Personal information
- Full name: Mohammed Khalid Saeid
- Date of birth: 24 December 1990 (age 35)
- Place of birth: Örebro, Sweden
- Height: 1.70 m (5 ft 7 in)
- Position: Midfielder

Youth career
- 0000–2002: BK Forward
- 2002–2009: West Bromwich Albion

Senior career*
- Years: Team / Apps / (Gls)
- 2009–2011: BK Forward / 56 / (8)
- 2012–2014: Örebro SK / 68 / (7)
- 2015–2016: Columbus Crew / 50 / (0)
- 2017: Minnesota United / 3 / (0)
- 2017: Colorado Rapids / 29 / (1)
- 2018: Lyngby BK / 6 / (0)
- 2018–2021: IK Sirius / 76 / (13)
- 2021–2023: Trelleborg / 66 / (5)
- 2024: Örebro SK / 21 / (2)

International career^{‡}
- 2019: Eritrea / 1 / (0)

= Mohammed Saeid =

Sweden-born Eritrean footballer (born 1990)

Mohammed Khalid Saeid (born 24 December 1990) is a former professional footballer who played as a midfielder. Born in Sweden, he has represented the Eritrea national team.

==Career==

Saeid was spotted at age eleven by Fulham while playing in a tournament with his team BK Forward. The English club brought him over to play with their youth team but ended up not signing him. Instead scouts from West Bromwich Albion who had watched him play for Fulham offered him a youth contract.

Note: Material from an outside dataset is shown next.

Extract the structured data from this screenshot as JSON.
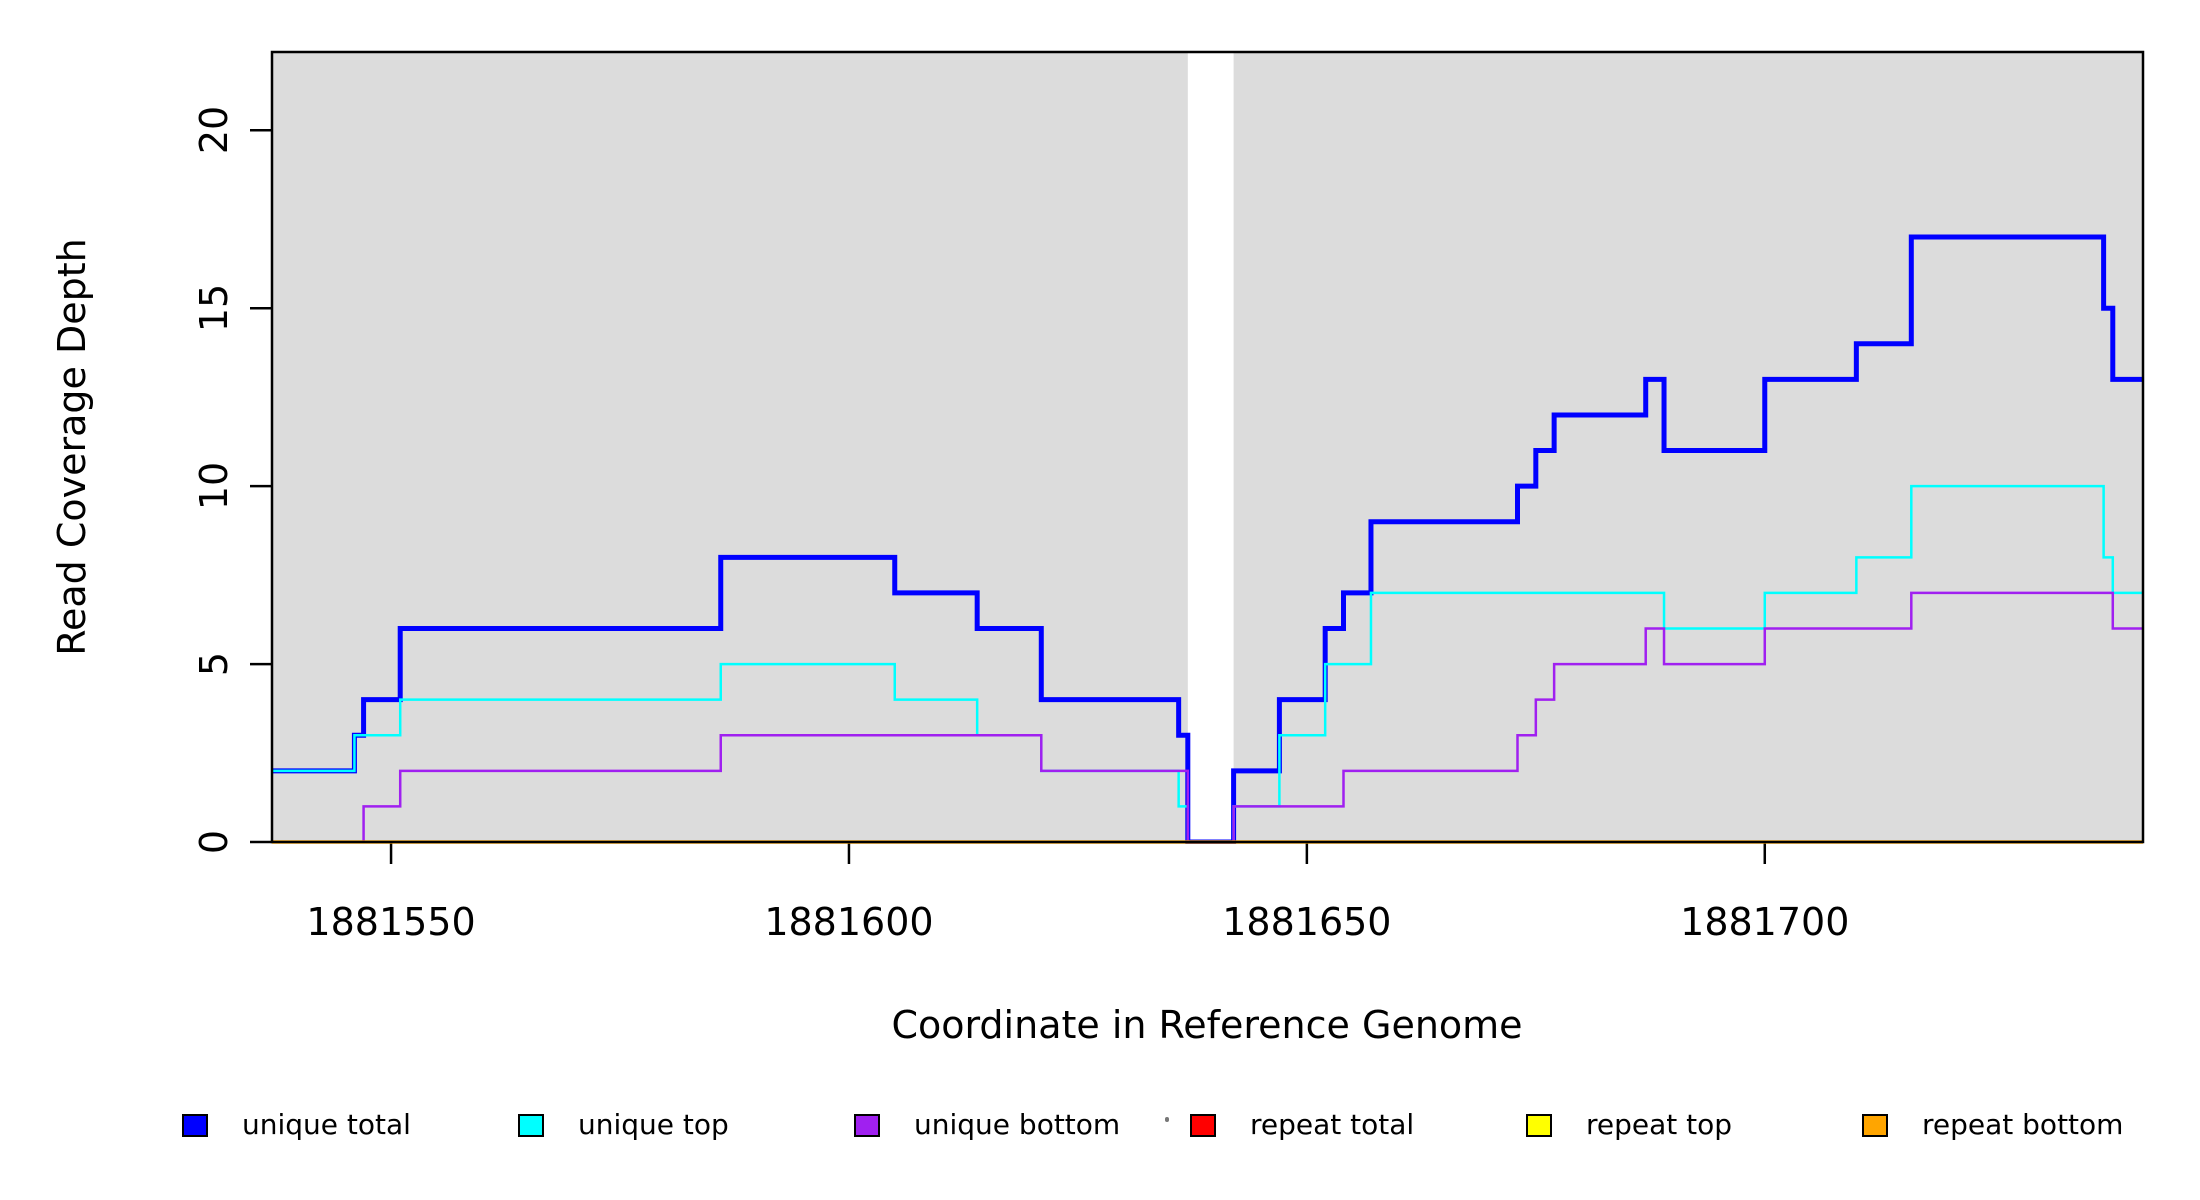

In 2009, he returned to his old Swedish third tier club BK Forward. Saeid played three seasons there and had a very successful 2011 where he scored eight goals from midfield. This caused Allsvenskan clubs like AIK, Malmö FF and Mjällby AIF to show interest in signing him. In the end he chose to stay in Örebro and signed with Örebro SK at the start of 2012. Saeid joined the Columbus Crew upon the expiration of his contract in December.

On 14 March 2015, Saeid made his debut and first career start for Columbus Crew in place of center midfielder Tony Tchani who was serving a one-game suspension. Saied played 76 minutes in the Crew's 2-0 victory over Toronto FC.

On 31 March 2017 Minnesota United FC traded Saeid, Joshua Gatt, and an international roster spot to Colorado Rapids for Marc Burch and Sam Cronin.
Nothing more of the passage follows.